Even if Fraser had replicated the season he just had while remaining priced at £7.0m, he would still have been the best-value FPL midfielder of 2018/19 based on points per million spent.
There has been much talk surrounding Fraser’s future of late, with Arsenal supposedly linked with a move for the pint-sized winger.
An interesting scenario for Fantasy managers would perhaps be for Fraser to be priced up at £7.0m/£7.5m in FPL upon the game’s release and then seal a transfer to a “big six” club later in the summer, although security of starts would, of course, be more of an issue were he to be snapped up by one of the elite half-dozen teams.
Unai Emery’s rotation policy at the end of 2018/19 was enough for many to stay clear of Arsenal assets and, in that side, Fraser would surely not be able to match the 35 league starts he was afforded by Eddie Howe this season.
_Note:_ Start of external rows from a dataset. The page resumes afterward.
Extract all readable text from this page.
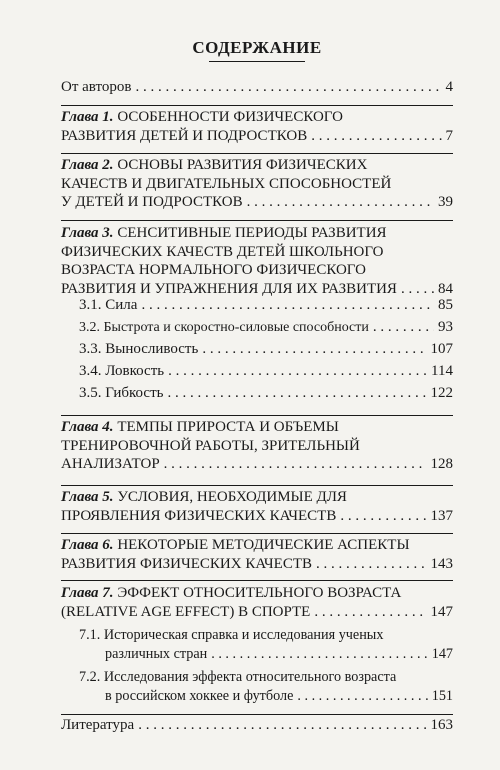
СОДЕРЖАНИЕ
От авторов . . .	4
Глава 1. ОСОБЕННОСТИ ФИЗИЧЕСКОГО
РАЗВИТИЯ ДЕТЕЙ И ПОДРОСТКОВ . . .	7
Глава 2. ОСНОВЫ РАЗВИТИЯ ФИЗИЧЕСКИХ
КАЧЕСТВ И ДВИГАТЕЛЬНЫХ СПОСОБНОСТЕЙ
У ДЕТЕЙ И ПОДРОСТКОВ . . .	39
Глава 3. СЕНСИТИВНЫЕ ПЕРИОДЫ РАЗВИТИЯ
ФИЗИЧЕСКИХ КАЧЕСТВ ДЕТЕЙ ШКОЛЬНОГО
ВОЗРАСТА НОРМАЛЬНОГО ФИЗИЧЕСКОГО
РАЗВИТИЯ И УПРАЖНЕНИЯ ДЛЯ ИХ РАЗВИТИЯ . . .	84
3.1. Сила . . .	85
3.2. Быстрота и скоростно-силовые способности . . .	93
3.3. Выносливость . . .	107
3.4. Ловкость . . .	114
3.5. Гибкость . . .	122
Глава 4. ТЕМПЫ ПРИРОСТА И ОБЪЕМЫ
ТРЕНИРОВОЧНОЙ РАБОТЫ, ЗРИТЕЛЬНЫЙ
АНАЛИЗАТОР . . .	128
Глава 5. УСЛОВИЯ, НЕОБХОДИМЫЕ ДЛЯ
ПРОЯВЛЕНИЯ ФИЗИЧЕСКИХ КАЧЕСТВ . . .	137
Глава 6. НЕКОТОРЫЕ МЕТОДИЧЕСКИЕ АСПЕКТЫ
РАЗВИТИЯ ФИЗИЧЕСКИХ КАЧЕСТВ . . .	143
Глава 7. ЭФФЕКТ ОТНОСИТЕЛЬНОГО ВОЗРАСТА
(RELATIVE AGE EFFECT) В СПОРТЕ . . .	147
7.1. Историческая справка и исследования ученых
различных стран . . .	147
7.2. Исследования эффекта относительного возраста
в российском хоккее и футболе . . .	151
Литература . . .	163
Should Fraser stay at Bournemouth then Fantasy managers can perhaps again look to target the Scottish winger when the Cherries’ fixtures ease up: Bournemouth lost ten of their 12 matches against the “big six” last season and, as the below table shows, Fraser had very little to show for his efforts against the top half-dozen clubs.
|v rest of PL||v Big Six|
|Points per match||5.77||2.58|
Fraser’s form in the second half of the season was something of an issue and he blanked in 13 of his final 17 appearances.
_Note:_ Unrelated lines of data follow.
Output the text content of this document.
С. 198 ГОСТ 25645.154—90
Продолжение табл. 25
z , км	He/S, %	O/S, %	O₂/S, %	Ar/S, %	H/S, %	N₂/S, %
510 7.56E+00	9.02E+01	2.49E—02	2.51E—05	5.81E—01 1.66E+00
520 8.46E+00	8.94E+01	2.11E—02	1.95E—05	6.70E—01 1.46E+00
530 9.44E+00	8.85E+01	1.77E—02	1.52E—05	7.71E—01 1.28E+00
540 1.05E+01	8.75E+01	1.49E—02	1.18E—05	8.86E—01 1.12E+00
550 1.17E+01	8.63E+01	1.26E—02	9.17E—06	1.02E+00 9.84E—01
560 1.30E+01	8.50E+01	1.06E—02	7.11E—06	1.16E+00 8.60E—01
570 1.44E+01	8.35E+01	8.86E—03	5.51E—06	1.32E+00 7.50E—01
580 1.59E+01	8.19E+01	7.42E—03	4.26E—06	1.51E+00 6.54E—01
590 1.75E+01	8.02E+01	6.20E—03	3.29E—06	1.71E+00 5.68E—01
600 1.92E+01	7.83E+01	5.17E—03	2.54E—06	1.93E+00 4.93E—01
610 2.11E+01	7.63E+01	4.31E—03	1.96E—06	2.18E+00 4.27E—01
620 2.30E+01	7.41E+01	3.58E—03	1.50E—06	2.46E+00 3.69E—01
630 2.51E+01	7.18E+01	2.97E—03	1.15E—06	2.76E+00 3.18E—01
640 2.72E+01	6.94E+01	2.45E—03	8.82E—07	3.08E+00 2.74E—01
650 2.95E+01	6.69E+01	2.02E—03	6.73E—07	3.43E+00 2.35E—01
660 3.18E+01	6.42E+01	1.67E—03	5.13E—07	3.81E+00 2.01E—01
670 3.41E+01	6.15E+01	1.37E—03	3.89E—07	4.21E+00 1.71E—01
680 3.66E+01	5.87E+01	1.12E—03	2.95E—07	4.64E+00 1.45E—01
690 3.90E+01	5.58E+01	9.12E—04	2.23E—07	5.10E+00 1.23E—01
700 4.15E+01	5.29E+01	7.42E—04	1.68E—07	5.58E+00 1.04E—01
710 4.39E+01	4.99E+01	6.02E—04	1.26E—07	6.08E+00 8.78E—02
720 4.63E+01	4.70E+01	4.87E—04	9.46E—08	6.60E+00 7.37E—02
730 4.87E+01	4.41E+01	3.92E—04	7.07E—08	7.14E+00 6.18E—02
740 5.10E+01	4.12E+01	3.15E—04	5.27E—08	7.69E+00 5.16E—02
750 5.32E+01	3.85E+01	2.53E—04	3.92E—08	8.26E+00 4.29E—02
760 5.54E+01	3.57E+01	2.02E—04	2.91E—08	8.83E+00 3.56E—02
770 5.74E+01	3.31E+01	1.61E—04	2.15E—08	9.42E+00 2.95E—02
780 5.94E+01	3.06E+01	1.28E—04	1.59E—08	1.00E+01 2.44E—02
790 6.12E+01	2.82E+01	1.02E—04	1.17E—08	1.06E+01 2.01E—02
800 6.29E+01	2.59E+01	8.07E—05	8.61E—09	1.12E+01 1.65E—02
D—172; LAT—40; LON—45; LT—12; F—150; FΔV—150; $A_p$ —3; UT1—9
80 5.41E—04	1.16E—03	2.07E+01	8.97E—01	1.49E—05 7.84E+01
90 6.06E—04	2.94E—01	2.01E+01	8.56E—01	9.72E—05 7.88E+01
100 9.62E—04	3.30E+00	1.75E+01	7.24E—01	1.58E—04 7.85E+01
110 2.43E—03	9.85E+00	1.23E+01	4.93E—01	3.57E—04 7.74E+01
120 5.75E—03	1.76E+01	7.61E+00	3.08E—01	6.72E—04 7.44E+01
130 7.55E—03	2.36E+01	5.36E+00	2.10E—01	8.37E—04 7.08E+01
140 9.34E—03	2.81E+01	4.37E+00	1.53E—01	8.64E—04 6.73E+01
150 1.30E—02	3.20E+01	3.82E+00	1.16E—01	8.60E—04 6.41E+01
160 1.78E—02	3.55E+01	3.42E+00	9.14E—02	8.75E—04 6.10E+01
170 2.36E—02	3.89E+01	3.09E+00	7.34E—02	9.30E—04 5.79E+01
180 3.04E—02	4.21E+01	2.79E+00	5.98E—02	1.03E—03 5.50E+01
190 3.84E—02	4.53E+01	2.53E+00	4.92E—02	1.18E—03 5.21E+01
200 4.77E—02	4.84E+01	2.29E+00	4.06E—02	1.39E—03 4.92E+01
That may simply have been a regression to the norm, of course: Fraser’s expected goal involvement delta in Gameweeks 22-38 was -0.48, having been +6.48 in the first 21 Gameweeks of the campaign (Hazard was the only midfielder to be overachieving on a grander scale in this time).
It would also be difficult to see Fraser matching his tally of 28 big chances created, a phenomenal total that no-one has beaten in our eight years of recorded statistics.
If Fraser stays on the south coast – and it’s a big if – then a fit and firing Callum Wilson (£6.9m) could be the key to further returns.
Twelve of Fraser’s 21 attacking returns involved Wilson, with the Scotland international having been set up to score by the Cherries’ striker on five occasions and returning the favour in a further seven instances.
As the table below shows, Fraser’s record with Wilson in the side hints at how important the latter is to the Scottish winger’s form (there are some disclaimers, admittedly, given that most of the matches Wilson didn’t start in were games involving top ten clubs):
|with Wilson in starting XI||without Wilson in starting XI|
|Points per match||5.77||2.22|
*Fraser’s appearances in Gameweeks 18 and 20 have both been discounted as he played less than half an hour in each game as a substitute, although he did claim an assist off the bench in the first of those two matches.